It’s been hard this past week to avoid the feeling that something has shifted in the way people are looking at Israel and Palestine. The condemnation of Israel’s ongoing assault on Palestinians (both within its own borders and in the occupied Gaza Strip) has been deeper, more widespread, and, crucially, more unapologetic than at any point in recent memory.
To give just one, very mainstream example: on his latest, mega-corporation-backed national television program, John Oliver called Israel an apartheid government carrying out war crimes. Out of curiosity, I tried to find Last Week Tonight transcripts from 2014, the last time Israel bombarded Gaza to such an extent. Well, I found them, and guess what? Back then, Oliver’s most extensive handling of the subject was centered around Anderson Cooper’s looks, which he joked were as consistent and unchanging as the situation in Israel and Palestine. Ha ha. Seven years later, Oliver’s perspective appears to have evolved dramatically.
Oliver is not the driver of this shift in the discourse; he is the product of that shift. You can point to many different factors in why Israel is so much more heavily criticized these days—the power of social media in centering Palestinian voices, the way the Black Lives Matter movement helped politicize a generation and highlighted the obvious links between the American police state and the Israeli apartheid state, and the Netanyahu government’s openly fascistic qualities all come to mind. Politicians like Rashida Tlaib (herself a Palestinian), Cori Bush, and Ilhan Omar, who have spoken with spellbinding emotional force about Palestine in ways that would seem unthinkable a decade ago, have also helped push things forward.

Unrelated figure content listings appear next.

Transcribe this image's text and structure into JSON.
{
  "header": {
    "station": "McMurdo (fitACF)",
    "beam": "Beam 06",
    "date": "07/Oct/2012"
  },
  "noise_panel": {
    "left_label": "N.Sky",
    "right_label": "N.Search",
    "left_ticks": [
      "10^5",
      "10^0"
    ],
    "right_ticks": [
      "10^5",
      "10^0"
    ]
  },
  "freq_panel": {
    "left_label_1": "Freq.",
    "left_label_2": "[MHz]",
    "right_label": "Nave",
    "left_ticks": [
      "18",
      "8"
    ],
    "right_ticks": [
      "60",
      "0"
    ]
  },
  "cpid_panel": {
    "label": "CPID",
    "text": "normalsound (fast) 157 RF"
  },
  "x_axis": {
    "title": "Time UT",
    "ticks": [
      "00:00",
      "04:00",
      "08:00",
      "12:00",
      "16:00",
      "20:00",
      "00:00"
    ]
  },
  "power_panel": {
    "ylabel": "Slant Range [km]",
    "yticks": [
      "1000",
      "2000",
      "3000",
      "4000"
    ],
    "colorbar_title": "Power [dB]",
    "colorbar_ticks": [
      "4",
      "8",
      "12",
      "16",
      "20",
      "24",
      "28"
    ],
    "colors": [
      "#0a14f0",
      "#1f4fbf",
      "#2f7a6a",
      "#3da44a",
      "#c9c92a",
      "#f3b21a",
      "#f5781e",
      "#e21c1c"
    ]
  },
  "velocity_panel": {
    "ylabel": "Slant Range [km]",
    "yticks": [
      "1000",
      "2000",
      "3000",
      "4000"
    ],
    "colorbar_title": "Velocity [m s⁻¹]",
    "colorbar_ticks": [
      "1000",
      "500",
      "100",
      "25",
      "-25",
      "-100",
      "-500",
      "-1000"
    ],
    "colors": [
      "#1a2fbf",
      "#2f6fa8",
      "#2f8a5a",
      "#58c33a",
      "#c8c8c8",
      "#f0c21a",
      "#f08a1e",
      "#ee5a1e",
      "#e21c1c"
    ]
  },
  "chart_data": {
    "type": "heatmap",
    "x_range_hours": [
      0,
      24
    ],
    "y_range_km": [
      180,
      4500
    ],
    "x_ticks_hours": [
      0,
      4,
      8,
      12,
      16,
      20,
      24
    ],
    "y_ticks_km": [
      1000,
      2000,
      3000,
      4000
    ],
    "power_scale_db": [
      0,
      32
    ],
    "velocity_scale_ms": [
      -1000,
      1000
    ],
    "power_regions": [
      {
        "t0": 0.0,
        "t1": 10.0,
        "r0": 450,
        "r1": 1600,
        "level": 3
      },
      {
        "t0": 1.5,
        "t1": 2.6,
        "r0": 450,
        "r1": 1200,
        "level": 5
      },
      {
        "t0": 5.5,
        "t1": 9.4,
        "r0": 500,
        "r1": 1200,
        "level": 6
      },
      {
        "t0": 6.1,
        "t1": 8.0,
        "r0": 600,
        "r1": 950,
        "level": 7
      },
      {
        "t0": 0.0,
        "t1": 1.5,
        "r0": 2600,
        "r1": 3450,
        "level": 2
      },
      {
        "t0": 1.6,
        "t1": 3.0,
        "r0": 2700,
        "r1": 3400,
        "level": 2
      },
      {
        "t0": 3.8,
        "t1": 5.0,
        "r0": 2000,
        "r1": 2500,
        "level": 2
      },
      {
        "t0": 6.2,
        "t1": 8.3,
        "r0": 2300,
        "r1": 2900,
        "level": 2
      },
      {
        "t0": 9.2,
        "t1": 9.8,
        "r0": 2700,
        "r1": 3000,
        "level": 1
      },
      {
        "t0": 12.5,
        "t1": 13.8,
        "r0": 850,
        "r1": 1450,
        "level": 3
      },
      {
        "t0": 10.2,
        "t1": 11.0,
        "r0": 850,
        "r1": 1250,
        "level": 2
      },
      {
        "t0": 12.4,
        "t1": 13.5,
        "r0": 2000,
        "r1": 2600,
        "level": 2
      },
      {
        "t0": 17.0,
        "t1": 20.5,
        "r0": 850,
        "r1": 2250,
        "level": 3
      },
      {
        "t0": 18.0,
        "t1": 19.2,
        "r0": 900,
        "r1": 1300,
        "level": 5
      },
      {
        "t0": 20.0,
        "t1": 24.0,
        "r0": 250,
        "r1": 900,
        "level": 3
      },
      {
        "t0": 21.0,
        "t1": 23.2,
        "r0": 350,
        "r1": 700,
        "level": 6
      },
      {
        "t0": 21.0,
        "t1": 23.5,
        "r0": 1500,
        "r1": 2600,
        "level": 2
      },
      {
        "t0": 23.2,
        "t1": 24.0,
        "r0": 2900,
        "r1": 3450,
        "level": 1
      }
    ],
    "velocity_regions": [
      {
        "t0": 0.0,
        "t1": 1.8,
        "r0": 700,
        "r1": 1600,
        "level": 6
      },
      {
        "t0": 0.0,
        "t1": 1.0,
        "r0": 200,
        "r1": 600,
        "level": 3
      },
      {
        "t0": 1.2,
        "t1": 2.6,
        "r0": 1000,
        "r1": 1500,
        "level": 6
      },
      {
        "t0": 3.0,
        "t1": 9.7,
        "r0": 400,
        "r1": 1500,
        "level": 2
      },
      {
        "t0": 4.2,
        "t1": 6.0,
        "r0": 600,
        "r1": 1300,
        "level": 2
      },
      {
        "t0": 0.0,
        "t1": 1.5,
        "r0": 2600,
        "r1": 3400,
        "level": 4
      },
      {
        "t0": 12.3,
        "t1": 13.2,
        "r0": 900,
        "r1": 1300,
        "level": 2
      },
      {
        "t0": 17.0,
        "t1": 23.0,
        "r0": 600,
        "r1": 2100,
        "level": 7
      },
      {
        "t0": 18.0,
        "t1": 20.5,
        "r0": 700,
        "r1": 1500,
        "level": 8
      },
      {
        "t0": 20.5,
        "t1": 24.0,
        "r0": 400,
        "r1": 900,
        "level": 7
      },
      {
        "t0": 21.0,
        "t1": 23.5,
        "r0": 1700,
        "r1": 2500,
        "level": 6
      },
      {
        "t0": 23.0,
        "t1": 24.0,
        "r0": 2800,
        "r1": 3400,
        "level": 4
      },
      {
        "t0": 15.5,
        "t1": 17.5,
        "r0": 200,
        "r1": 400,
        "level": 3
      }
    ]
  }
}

I also don’t want to pretend like we are in some sort of pro-Palestinian paradise. It is still much more comfortable to be pro-Israeli in the United States. Even so, something is happening. Things are changing almost everywhere you turn.
Everywhere, that is, except where it matters most: in the White House. If the past week has given us evidence of the strides that the pro-Palestinian movement has made, it has also reminded us that the single biggest obstacle to justice for Palestine remains the government of the United States.
The Biden administration has made it clear, over and over and over again, that it is content to let Israel do whatever it wants to the Palestinians, and that it will barely lift a finger in response. The statements from the White House have been repetitive and anodyne, filled with abstract sentences that gingerly avoid actually saying anything. Take the White House’s summary of a conversation between Joe Biden and Benjamin Netanyahu on Saturday:
Biden specifically tells Israel it has “a right to defend itself” and condemns Hamas by name. When it comes to things Israel has done, though, the specifics vanish. A possible critique of Israel’s bombing of a Gaza tower that housed the offices of several international media organizations is instead watered down to a general line that Biden “raised concerns about the safety and security of journalists and reinforced the need to ensure their protection.” The fact that Israel has been killing hundreds of civilians is dealt with in the most basic of ways: “the President noted that this current period of conflict has tragically claimed the lives of Israeli and Palestinian civilians, including children.” There is no indication that Biden actually asked Israel to stop anything that it’s doing.
Meanwhile, the U.S. has been blocking U.N. Security Council resolutions calling for a ceasefire. Secretary of State Antony Blinken signaled on Monday that, while the Biden administration would support any ceasefire talks if Israel and Hamas decide to have them, it won’t be doing anything in particular to make that happen. When reporters asked Joe Biden about a ceasefire, he said he would be talking to Netanyahu soon. Then the White House said there would be no more public statements coming for the rest of the day.
The message in all of this is not hard to find: the United States has looked at what Israel is doing and sees no reason to tell Israel to stop doing it. Joe Biden is giving Benjamin Netanyahu the green light to keep it up. This is not surprising coming from a man like Biden, who notoriously said that the U.S. would have had to “invent an Israel” to protect its interests in the Middle East if the real thing didn’t exist, but it bears repeating. We know that if the United States wanted to, it could exert itself. Israel is an American client state. The U.S. sends nearly $4 billion a year to Israel, and provides it with the backbone of its overwhelming military might; the Biden administration approved a $735 million arms sale to Israel just a couple weeks ago. If the U.S. felt like it, it could make some things happen right now. But the U.S. doesn’t feel like it.
This situation—in which cultural discourse rapidly radicalizes and masses of people tap into the energy around a movement for justice while the people holding political power do everything they can to neutralize and destroy that energy—should be familiar to anyone who protested against the police last year. The main difference is that Biden doesn’t feel much of a need to even pretend like he cares about Palestine. The phrase “Palestinian lives matter” has spread around the world over the past week. But it’s clear that, for the White House, Palestinian lives don’t matter much at all.
Update, 7:03 p.m. ET: Things have moved approximately one inch along.
On the surface, this seems like news: Biden wants a ceasefire! But again, there is no real demand here. A ceasefire would be nice, but it’s just something to think about, and meanwhile, Biden emphasizes his “firm support” for Israel’s ongoing assault. This is not real pressure. It’s barely anything at all.